Tension in the narration is sustained by the persistent conflict between Yunhouse and The Africa Adventurers Club, an alternative Africa establishment set up by Englishmen and Englishwomen who, while being keen on Africa, could not go all the Yunhouse way to the point of “We shall never be pacified”. Founders of The Adventurers insist that Africa, as an integral part of the British Empire, deserves “a venue for liberal discussion on the continent that we all love”.

In The First Battle For Yunhouse, Big Mnama’s niece (fullblooded English lady) challenges her grandfather’s will giving Africa House to the Berliners. Race riots break out when a lower court says the Africans do not – and can not – own Africa House. An appeal court later rules otherwise.

Yunhouse story opens with The Second Battle For Yunhouse at the end of the twentieth century when The Adventurers aimed to take over Yunhouse. It is thought that all Berliner Cult members have died, but unknown to practically everybody an original Berliner turns up in disguise after decades of hiding – following his overthrow from being president of his African country.

The rest of the story is told by peeling back, event by event, episode by episode, as the characters enter and exit the drama of the debate on Whose Africa Is It Anyway?

The final chapter, titled The End Of The Beginning, closes with Big Mnama being on the witness stand in The First Battle For Yunhouse. His niece’s lawyer asks him to defend the legitimacy of running “a den of unpatriotic and irreverent hooligans who spew out treasonable diatribe day and night whilst plotting the destruction of the British Empire”.

The story of Yunhouse unfolds as a narrative of the evolution of an establishment dedicated to managing intellectual emissions on Africa, be it ideation, expiation, invocation, evocation, jubilation, agonisation, incitation, excitation, agitation, lamentation, or – you name it, as long as the subject is Our Africa.

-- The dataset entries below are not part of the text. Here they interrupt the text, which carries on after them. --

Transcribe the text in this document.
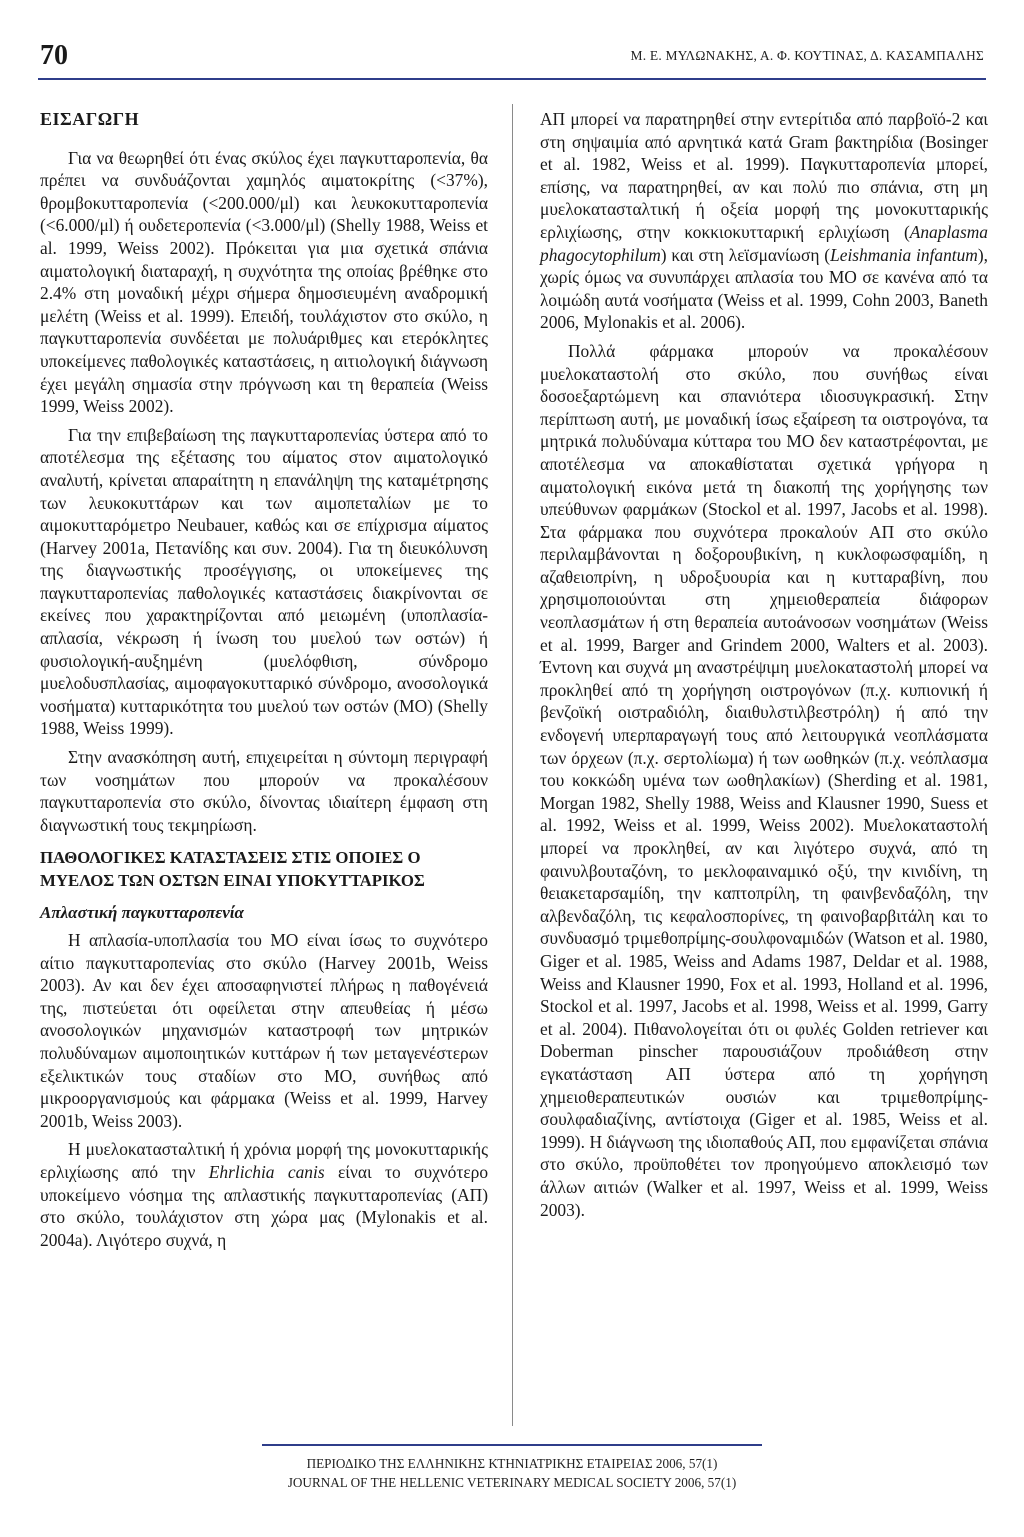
70	Μ. Ε. ΜΥΛΩΝΑΚΗΣ, Α. Φ. ΚΟΥΤΙΝΑΣ, Δ. ΚΑΣΑΜΠΑΛΗΣ
ΕΙΣΑΓΩΓΗ

Για να θεωρηθεί ότι ένας σκύλος έχει παγκυτταροπενία, θα πρέπει να συνδυάζονται χαμηλός αιματοκρίτης (<37%), θρομβοκυτταροπενία (<200.000/μl) και λευκοκυτταροπενία (<6.000/μl) ή ουδετεροπενία (<3.000/μl) (Shelly 1988, Weiss et al. 1999, Weiss 2002). Πρόκειται για μια σχετικά σπάνια αιματολογική διαταραχή, η συχνότητα της οποίας βρέθηκε στο 2.4% στη μοναδική μέχρι σήμερα δημοσιευμένη αναδρομική μελέτη (Weiss et al. 1999). Επειδή, τουλάχιστον στο σκύλο, η παγκυτταροπενία συνδέεται με πολυάριθμες και ετερόκλητες υποκείμενες παθολογικές καταστάσεις, η αιτιολογική διάγνωση έχει μεγάλη σημασία στην πρόγνωση και τη θεραπεία (Weiss 1999, Weiss 2002).

Για την επιβεβαίωση της παγκυτταροπενίας ύστερα από το αποτέλεσμα της εξέτασης του αίματος στον αιματολογικό αναλυτή, κρίνεται απαραίτητη η επανάληψη της καταμέτρησης των λευκοκυττάρων και των αιμοπεταλίων με το αιμοκυτταρόμετρο Neubauer, καθώς και σε επίχρισμα αίματος (Harvey 2001a, Πετανίδης και συν. 2004). Για τη διευκόλυνση της διαγνωστικής προσέγγισης, οι υποκείμενες της παγκυτταροπενίας παθολογικές καταστάσεις διακρίνονται σε εκείνες που χαρακτηρίζονται από μειωμένη (υποπλασία-απλασία, νέκρωση ή ίνωση του μυελού των οστών) ή φυσιολογική-αυξημένη (μυελόφθιση, σύνδρομο μυελοδυσπλασίας, αιμοφαγοκυτταρικό σύνδρομο, ανοσολογικά νοσήματα) κυτταρικότητα του μυελού των οστών (ΜΟ) (Shelly 1988, Weiss 1999).

Στην ανασκόπηση αυτή, επιχειρείται η σύντομη περιγραφή των νοσημάτων που μπορούν να προκαλέσουν παγκυτταροπενία στο σκύλο, δίνοντας ιδιαίτερη έμφαση στη διαγνωστική τους τεκμηρίωση.

ΠΑΘΟΛΟΓΙΚΕΣ ΚΑΤΑΣΤΑΣΕΙΣ ΣΤΙΣ ΟΠΟΙΕΣ Ο ΜΥΕΛΟΣ ΤΩΝ ΟΣΤΩΝ ΕΙΝΑΙ ΥΠΟΚΥΤΤΑΡΙΚΟΣ
Απλαστική παγκυτταροπενία

Η απλασία-υποπλασία του ΜΟ είναι ίσως το συχνότερο αίτιο παγκυτταροπενίας στο σκύλο (Harvey 2001b, Weiss 2003). Αν και δεν έχει αποσαφηνιστεί πλήρως η παθογένειά της, πιστεύεται ότι οφείλεται στην απευθείας ή μέσω ανοσολογικών μηχανισμών καταστροφή των μητρικών πολυδύναμων αιμοποιητικών κυττάρων ή των μεταγενέστερων εξελικτικών τους σταδίων στο ΜΟ, συνήθως από μικροοργανισμούς και φάρμακα (Weiss et al. 1999, Harvey 2001b, Weiss 2003).

Η μυελοκατασταλτική ή χρόνια μορφή της μονοκυτταρικής ερλιχίωσης από την Ehrlichia canis είναι το συχνότερο υποκείμενο νόσημα της απλαστικής παγκυτταροπενίας (ΑΠ) στο σκύλο, τουλάχιστον στη χώρα μας (Mylonakis et al. 2004a). Λιγότερο συχνά, η

ΑΠ μπορεί να παρατηρηθεί στην εντερίτιδα από παρβοϊό-2 και στη σηψαιμία από αρνητικά κατά Gram βακτηρίδια (Bosinger et al. 1982, Weiss et al. 1999). Παγκυτταροπενία μπορεί, επίσης, να παρατηρηθεί, αν και πολύ πιο σπάνια, στη μη μυελοκατασταλτική ή οξεία μορφή της μονοκυτταρικής ερλιχίωσης, στην κοκκιοκυτταρική ερλιχίωση (Anaplasma phagocytophilum) και στη λεϊσμανίωση (Leishmania infantum), χωρίς όμως να συνυπάρχει απλασία του ΜΟ σε κανένα από τα λοιμώδη αυτά νοσήματα (Weiss et al. 1999, Cohn 2003, Baneth 2006, Mylonakis et al. 2006).

Πολλά φάρμακα μπορούν να προκαλέσουν μυελοκαταστολή στο σκύλο, που συνήθως είναι δοσοεξαρτώμενη και σπανιότερα ιδιοσυγκρασική. Στην περίπτωση αυτή, με μοναδική ίσως εξαίρεση τα οιστρογόνα, τα μητρικά πολυδύναμα κύτταρα του ΜΟ δεν καταστρέφονται, με αποτέλεσμα να αποκαθίσταται σχετικά γρήγορα η αιματολογική εικόνα μετά τη διακοπή της χορήγησης των υπεύθυνων φαρμάκων (Stockol et al. 1997, Jacobs et al. 1998). Στα φάρμακα που συχνότερα προκαλούν ΑΠ στο σκύλο περιλαμβάνονται η δοξορουβικίνη, η κυκλοφωσφαμίδη, η αζαθειοπρίνη, η υδροξυουρία και η κυτταραβίνη, που χρησιμοποιούνται στη χημειοθεραπεία διάφορων νεοπλασμάτων ή στη θεραπεία αυτοάνοσων νοσημάτων (Weiss et al. 1999, Barger and Grindem 2000, Walters et al. 2003). Έντονη και συχνά μη αναστρέψιμη μυελοκαταστολή μπορεί να προκληθεί από τη χορήγηση οιστρογόνων (π.χ. κυπιονική ή βενζοϊκή οιστραδιόλη, διαιθυλστιλβεστρόλη) ή από την ενδογενή υπερπαραγωγή τους από λειτουργικά νεοπλάσματα των όρχεων (π.χ. σερτολίωμα) ή των ωοθηκών (π.χ. νεόπλασμα του κοκκώδη υμένα των ωοθηλακίων) (Sherding et al. 1981, Morgan 1982, Shelly 1988, Weiss and Klausner 1990, Suess et al. 1992, Weiss et al. 1999, Weiss 2002). Μυελοκαταστολή μπορεί να προκληθεί, αν και λιγότερο συχνά, από τη φαινυλβουταζόνη, το μεκλοφαιναμικό οξύ, την κινιδίνη, τη θειακεταρσαμίδη, την καπτοπρίλη, τη φαινβενδαζόλη, την αλβενδαζόλη, τις κεφαλοσπορίνες, τη φαινοβαρβιτάλη και το συνδυασμό τριμεθοπρίμης-σουλφοναμιδών (Watson et al. 1980, Giger et al. 1985, Weiss and Adams 1987, Deldar et al. 1988, Weiss and Klausner 1990, Fox et al. 1993, Holland et al. 1996, Stockol et al. 1997, Jacobs et al. 1998, Weiss et al. 1999, Garry et al. 2004). Πιθανολογείται ότι οι φυλές Golden retriever και Doberman pinscher παρουσιάζουν προδιάθεση στην εγκατάσταση ΑΠ ύστερα από τη χορήγηση χημειοθεραπευτικών ουσιών και τριμεθοπρίμης-σουλφαδιαζίνης, αντίστοιχα (Giger et al. 1985, Weiss et al. 1999). Η διάγνωση της ιδιοπαθούς ΑΠ, που εμφανίζεται σπάνια στο σκύλο, προϋποθέτει τον προηγούμενο αποκλεισμό των άλλων αιτιών (Walker et al. 1997, Weiss et al. 1999, Weiss 2003).

ΠΕΡΙΟΔΙΚΟ ΤΗΣ ΕΛΛΗΝΙΚΗΣ ΚΤΗΝΙΑΤΡΙΚΗΣ ΕΤΑΙΡΕΙΑΣ 2006, 57(1)
JOURNAL OF THE HELLENIC VETERINARY MEDICAL SOCIETY 2006, 57(1)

The narrative is a weave where the threads are the characters, who – themselves – are really the tales in The Assorted London Tales About The Africa. They are tales because they are unbelievably true. Act by act, scene by scene, the narration zooms in and out on the characters as they live, express, and display their synergy with the emotionally charged environment of the novel.

The initial name of Africa House was later changed to United Nations House (phonetically rendered as Yunhouse) when residents saw their victory in The First Battle For Yunhouse as harmonising with the promulgation of the Human Rights Charter of the United Nations Organisation. A Yunhouse Chieftain observes: “The universal humanness stipulated by that Charter was the window of opportunity through which the Blackman slipped – by default but on equal terms – onto their intellectual platform, long after the deliberate exclusion that justified the Transatlantic Holocaust”.

All readers are challenged to note the human condition implied in Colonialism (following so shortly after The Great Trans-Atlantic Holocaust Of The Slave Trade) as a destiny altering transformation of the continent that cradled humanity. African readers in particular are challenged to recognise that Colonialism has impacted on what they know and understand about who they really are, today, tomorrow, and for a long, long time to come.